COMPARE this year’s Tory conference in Manchester with the party’s gathering at the same venue two years ago – which ended with that now-infamous Theresa May speech. Then, ministers barely uttered the words “Northern Powerhouse”.
Now, after two wasted years, the phrase is sharing top billing with “Get Brexit Done” – Boris Johnson’s central message.
And, thanks in no small part to the Power Up The North campaign driven by The Yorkshire Post and 30 newspapers, there is belated recognition that the North should be driving forward the national economy.
Even Treasury chief secretary Rishi Sunak, the Richmond MP, appeared taken aback when it took him two hours to travel by train from Northallerton to Manchester while Jake Berry, the Northern Powerhouse Minister, told delegates of his shame that “crap” Pacers, the trains that took him to and from school 35 years ago, are still in service here.
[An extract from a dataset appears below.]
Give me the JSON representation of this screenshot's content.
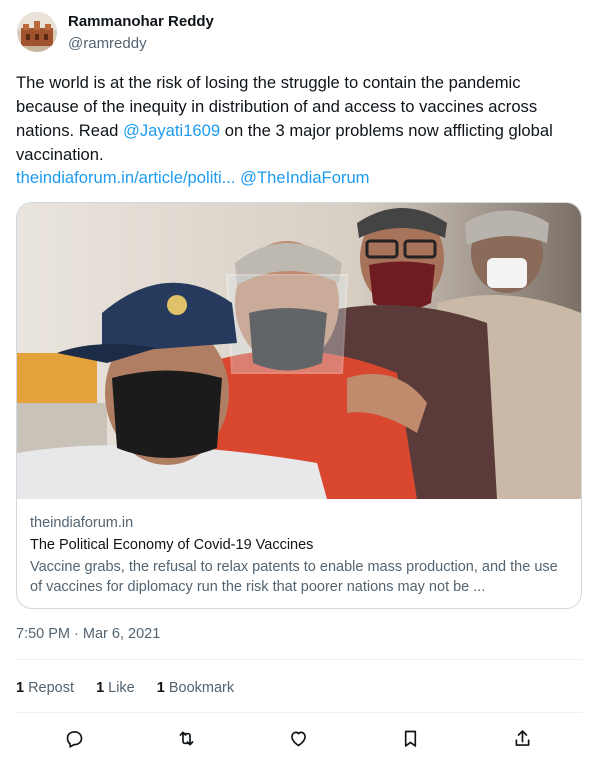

The recounting of these experiences, all too familiar to commuters here, will certainly help to ensure Mr Johnson does honour the many positive commitments to this region he has already made as Prime Minister.
But they also show the devolution of decision-making powers will only be of limited effect unless the North has the type of rail infrastructure and frequency of service that other parts of the country take for granted.
And while HS2 is in abeyance for now as the Government undertakes its promised review, this hiatus – coupled with the national uncertainty over Brexit, the fate of Mr Johnson and the timing of the next election – must not stand in the way of improvements to commuter services on the railways and the overhaul of the fleet of buses serving communities across Yorkshire.
Irrespective of the final outcome of Brexit, public transport will remain one of the North’s most pressing priorities.